If on-campus housing is in short supply, check out the alternatives as well. Some sororities and fraternities are now wiring their rooms into the campus net, and private dorms and off-campus apartments have started installing high-speed Internet connections to compete for the overflow. Indeed, there's a new price to pay for the privilege of living off-campus. "You get spoiled," says Wellesley senior Shana Hildebrand, who opted for an apartment on her own in Boston this year. "Now, I have to schedule computer time on campus, and then I have to remember to bring my disks."
GROWING FAST. Even if you're assured a room, try to figure out whether the school has enough Internet capacity to go around. The best way to determine that is to visit the campus. Snag a few students--those with laptops are a good bet--and ask them how they like their connection. If they talk about Internet traffic jams or the school's attempt to regulate or filter access, you know that there's going to be trouble.
The problem is that on-campus Internet use is growing exponentially, and it doesn't take much of a blip on the network to bring it to its knees. At University of Southern California, for example, Internet use has quadrupled in just the past year. Colleges, long sensitive to freedom-of-speech issues, are loath to place restrictions on what their students can download from the Internet. But once in a while a program comes along that can overwhelm a school's network if it's not keeping up.
The current dilemma is Napster, a program that eases the trading of MP3 music files, a favorite pastime of students. Some colleges, such as Indiana University, have simply blocked access to Napster's central servers. Most, however, are struggling to strike a balance that allows reasonable recreational use and more legitimate scholarly pursuits. At USC, students can now download up to 3.5 gigabytes--roughly 1,000 titles in the MP3 music format--over a two-hour period without getting a warning e-mail from campus administrators.

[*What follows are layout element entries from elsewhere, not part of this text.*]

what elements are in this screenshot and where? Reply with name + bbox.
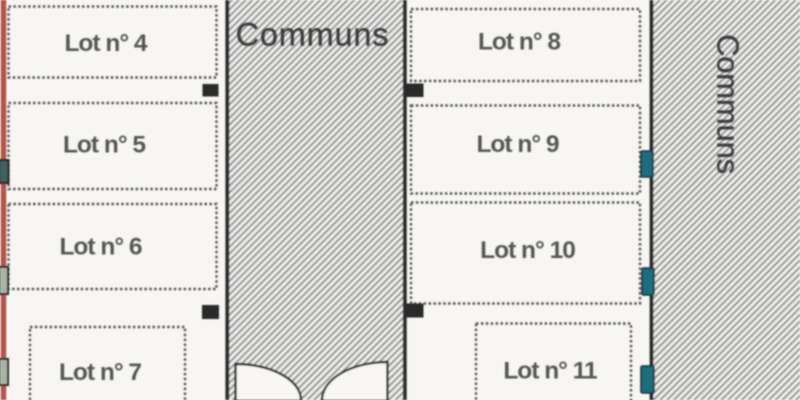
svg-text:Lot n° 5: Lot n° 5 [63, 132, 145, 159]
svg-text:Communs: Communs [236, 17, 390, 53]
svg-text:Lot n° 11: Lot n° 11 [503, 358, 597, 385]
svg-text:Lot n° 7: Lot n° 7 [59, 359, 141, 386]
svg-text:Communs: Communs [711, 34, 746, 174]
svg-text:Lot n° 9: Lot n° 9 [476, 131, 558, 158]
svg-text:Lot n° 8: Lot n° 8 [478, 29, 560, 56]
svg-text:Lot n° 6: Lot n° 6 [59, 234, 141, 261]
svg-text:Lot n° 10: Lot n° 10 [480, 237, 575, 264]
svg-text:Lot n° 4: Lot n° 4 [64, 30, 147, 57]
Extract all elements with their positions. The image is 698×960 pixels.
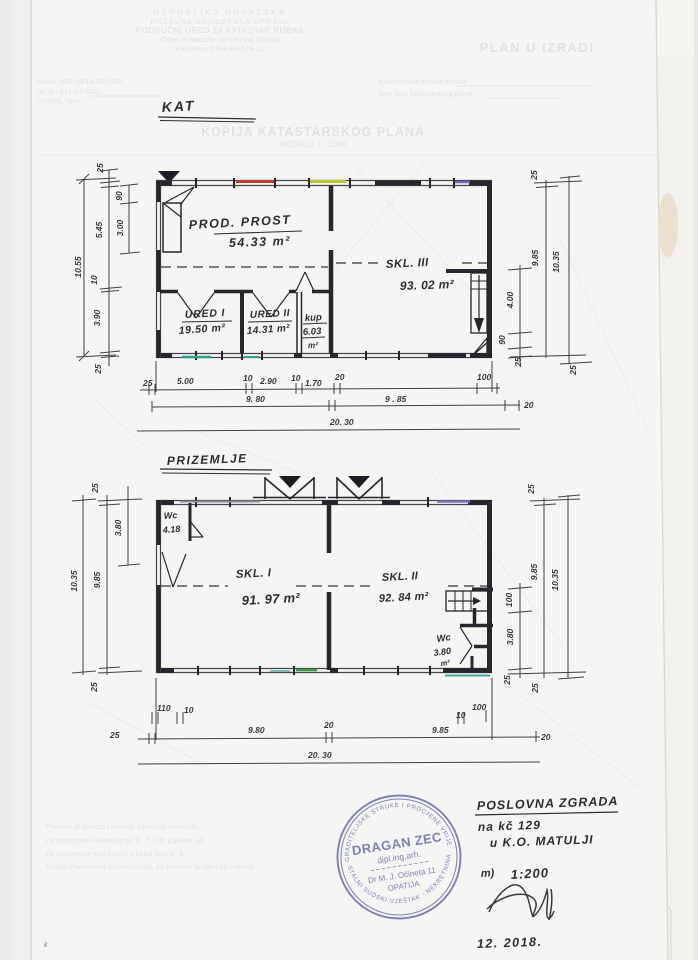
svg-text:Odjel za katastar nekretnina O: Odjel za katastar nekretnina Opatija bbox=[160, 35, 280, 44]
svg-text:25: 25 bbox=[530, 683, 540, 694]
svg-text:10: 10 bbox=[184, 705, 194, 715]
svg-text:PRIZEMLJE: PRIZEMLJE bbox=[167, 451, 248, 468]
svg-text:PLAN U IZRADI: PLAN U IZRADI bbox=[480, 40, 595, 55]
svg-text:25: 25 bbox=[109, 730, 120, 740]
svg-text:3.80: 3.80 bbox=[505, 628, 515, 645]
svg-text:110: 110 bbox=[157, 703, 171, 713]
svg-text:m²: m² bbox=[308, 341, 318, 350]
svg-text:3.80: 3.80 bbox=[113, 519, 123, 536]
svg-text:5.45: 5.45 bbox=[94, 221, 104, 238]
svg-text:za prostorne evidencije po čl.: za prostorne evidencije po čl. 7. i 35 Z… bbox=[46, 836, 203, 845]
svg-text:3.90: 3.90 bbox=[92, 309, 102, 326]
svg-text:10.55: 10.55 bbox=[73, 256, 83, 278]
svg-text:Katastarska općina Matulji: Katastarska općina Matulji bbox=[379, 77, 467, 86]
svg-text:m): m) bbox=[481, 867, 495, 880]
svg-text:90: 90 bbox=[114, 191, 124, 201]
svg-text:Opatija, Rpis: Opatija, Rpis bbox=[37, 96, 80, 105]
svg-text:kup: kup bbox=[305, 312, 323, 324]
svg-text:20. 30: 20. 30 bbox=[307, 750, 332, 760]
svg-text:25: 25 bbox=[93, 364, 103, 375]
svg-text:20: 20 bbox=[334, 372, 345, 382]
svg-text:PODRUČNI URED ZA KATASTAR RIJE: PODRUČNI URED ZA KATASTAR RIJEKA bbox=[136, 26, 305, 35]
svg-text:Kapetana Tome Blažine 12: Kapetana Tome Blažine 12 bbox=[175, 44, 265, 53]
svg-text:25: 25 bbox=[95, 163, 105, 174]
svg-text:9.80: 9.80 bbox=[248, 725, 265, 735]
svg-text:10.35: 10.35 bbox=[551, 251, 561, 273]
svg-text:10: 10 bbox=[89, 275, 99, 285]
svg-text:10.35: 10.35 bbox=[69, 570, 79, 592]
svg-text:25: 25 bbox=[526, 484, 536, 495]
svg-text:9. 80: 9. 80 bbox=[246, 394, 265, 404]
svg-text:1.70: 1.70 bbox=[305, 378, 322, 388]
svg-text:100: 100 bbox=[477, 372, 491, 382]
svg-text:3.00: 3.00 bbox=[115, 219, 125, 236]
svg-text:10: 10 bbox=[243, 373, 253, 383]
svg-text:20: 20 bbox=[323, 720, 334, 730]
svg-text:Wc: Wc bbox=[163, 510, 177, 521]
svg-text:KOPIJA KATASTARSKOG PLANA: KOPIJA KATASTARSKOG PLANA bbox=[201, 125, 425, 139]
svg-text:4.00: 4.00 bbox=[505, 291, 515, 309]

COMMON GRIPES. Another way to figure out if a college's commitment to technology goes beyond the glossy brochures and Web sites is to ask whether top administrators use it. Chances are if the chancellor, provost, or president expects to communicate by e-mail, profs will be putting coursework on the network and staffers will be streamlining the tasks that chew up so much of students' time. Two particular gripes: waiting in line all night to ensure a seat in a popular professor's class, and walking pink slips to the registrar's office to drop and add courses.
Not only is the Web making registration easier. It is also helping students land jobs before and after graduation. Online recruiting of graduating seniors is the latest twist at the fully wired college, but you should be able to use it to line up part-time work and summer internships, too. This year, Wellesley College seniors for the first time are using the Internet to research companies, send resumes and cover letters, and schedule on-campus interviews with recruiters. For some, this is a lifesaver. Mia Santos, a 22-year-old political science major, spent the fall semester sick at home in San Francisco, yet managed to get her interviews with recruiters for several major retailers scheduled for the spring.
Soon, the wired campus will be wireless. By this fall, students at Pittsburgh's Carnegie Mellon University will be able to buy a $100 card for laptop computers that will hook them up to the school's network no matter where they are on the 103-acre campus. That way they'll be able to work on their tans and their research at the same time.